Dieser Ausschnitt aus einem Portrait, das aktuell auf Spiegel Online veröffentlicht wurde, zeigt zudem, welche Art von Humor gut findet:

„Mein Freund Peter, zum Beispiel, fucking Sloterdijk, ich mag ihn sehr, aber natürlich muss er in den Gulag. Aber er wird ein bisschen besser gestellt dort, vielleicht kann er Koch werden.“

Man kann das lustig finden, vor allem in der Art, wie Žižek es vorträgt, übertrieben und emphatisch.
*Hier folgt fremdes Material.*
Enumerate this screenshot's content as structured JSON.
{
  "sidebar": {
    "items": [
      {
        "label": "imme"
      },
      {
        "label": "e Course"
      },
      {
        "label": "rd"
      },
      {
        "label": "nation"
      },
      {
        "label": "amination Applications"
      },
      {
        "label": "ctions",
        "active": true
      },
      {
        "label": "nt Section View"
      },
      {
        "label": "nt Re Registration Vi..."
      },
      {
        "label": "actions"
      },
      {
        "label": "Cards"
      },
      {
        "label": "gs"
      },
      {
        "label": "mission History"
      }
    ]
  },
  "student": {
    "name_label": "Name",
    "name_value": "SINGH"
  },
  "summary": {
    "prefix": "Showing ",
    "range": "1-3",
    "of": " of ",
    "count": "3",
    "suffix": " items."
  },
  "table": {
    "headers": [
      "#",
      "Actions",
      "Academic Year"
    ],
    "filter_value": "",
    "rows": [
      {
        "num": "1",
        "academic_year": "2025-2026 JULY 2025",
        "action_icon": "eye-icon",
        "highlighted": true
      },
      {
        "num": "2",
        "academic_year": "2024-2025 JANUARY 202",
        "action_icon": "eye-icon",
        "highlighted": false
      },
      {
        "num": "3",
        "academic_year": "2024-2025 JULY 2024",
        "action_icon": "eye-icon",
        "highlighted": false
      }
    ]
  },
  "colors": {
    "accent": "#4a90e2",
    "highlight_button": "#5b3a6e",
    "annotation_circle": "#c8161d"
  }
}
Man kann natürlich auch an die über 30 Millionen Menschen denken, die dem Sowjetterror zum Opfer fielen. Wer das lustig findet, kann gleich Witze über Konzentrationslager machen.

„Aber wissen Sie was?“, sagt Žižek da. „Die besten, eindrücklichsten Filme über den Holocaust sind Komödien.“

Nun muss man dem Reporter des Spiegels vielleicht mal näherbringen, was selbstironischer Zynismus ist und welche Funktion er einnimmt.
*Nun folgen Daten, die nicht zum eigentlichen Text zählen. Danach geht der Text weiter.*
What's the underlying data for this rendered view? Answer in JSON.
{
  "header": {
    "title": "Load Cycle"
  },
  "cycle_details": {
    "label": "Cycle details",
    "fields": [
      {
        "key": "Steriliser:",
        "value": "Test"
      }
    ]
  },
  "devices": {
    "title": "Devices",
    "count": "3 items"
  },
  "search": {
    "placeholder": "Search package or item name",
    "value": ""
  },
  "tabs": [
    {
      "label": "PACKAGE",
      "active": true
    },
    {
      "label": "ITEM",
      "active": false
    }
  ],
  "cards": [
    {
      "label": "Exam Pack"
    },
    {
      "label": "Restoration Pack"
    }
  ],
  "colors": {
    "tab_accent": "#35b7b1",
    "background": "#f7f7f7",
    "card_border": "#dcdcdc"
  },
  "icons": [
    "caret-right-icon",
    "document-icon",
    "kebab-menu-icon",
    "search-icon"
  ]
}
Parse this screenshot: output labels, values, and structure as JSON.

Als hellsichtiger Kommunist weiß Žižek um die Gulags und darum, dass der Kommunismus unter Stalin keine sonderlich humanistische Angelegenheit war (und ist damit schon ein gutes Stück weiter als die Partei „Die Linke“). Weil er aber dennoch glaubt, der Kommunismus erkämpfe des Menschen Recht, begegnet er etwaiger Kritik an diesem Punkt mit dieser Art von Humor: der macht sich den Vorwurf absurderweise einfach zu eigen und entwaffnet damit diese simple, banale Art der Kommunismuskritik.

Was der Spiegel-Reporter offenbar auch nicht verstanden hat oder verstehen will: Žižek macht sich in keiner Weise über Gulags lustig, ebensowenig wie „Das Leben ist schön“ eine Komödie über KZs ist. Žižek macht sich über die Gulag-Rhetorik der Kommunismuskritker lustig, das schon, über diesen Vorwurf, Kommunismus ginge nicht ohne Gulag und über die implizite Frage, ob er Gulags gutheißen und zurück haben wolle. Genau so, wie kaum einer der KZ-Witze, die es ja gibt, sich über die Opfer der Deutschen belustigt, sondern über den verlogenen, bigotten Umgang mit dem Subjekt.

Vielleicht kein Zufall, dass gerade ein deutscher Journalist in einem deutschen Medium so etwas nicht verstehen kann, will – oder darf.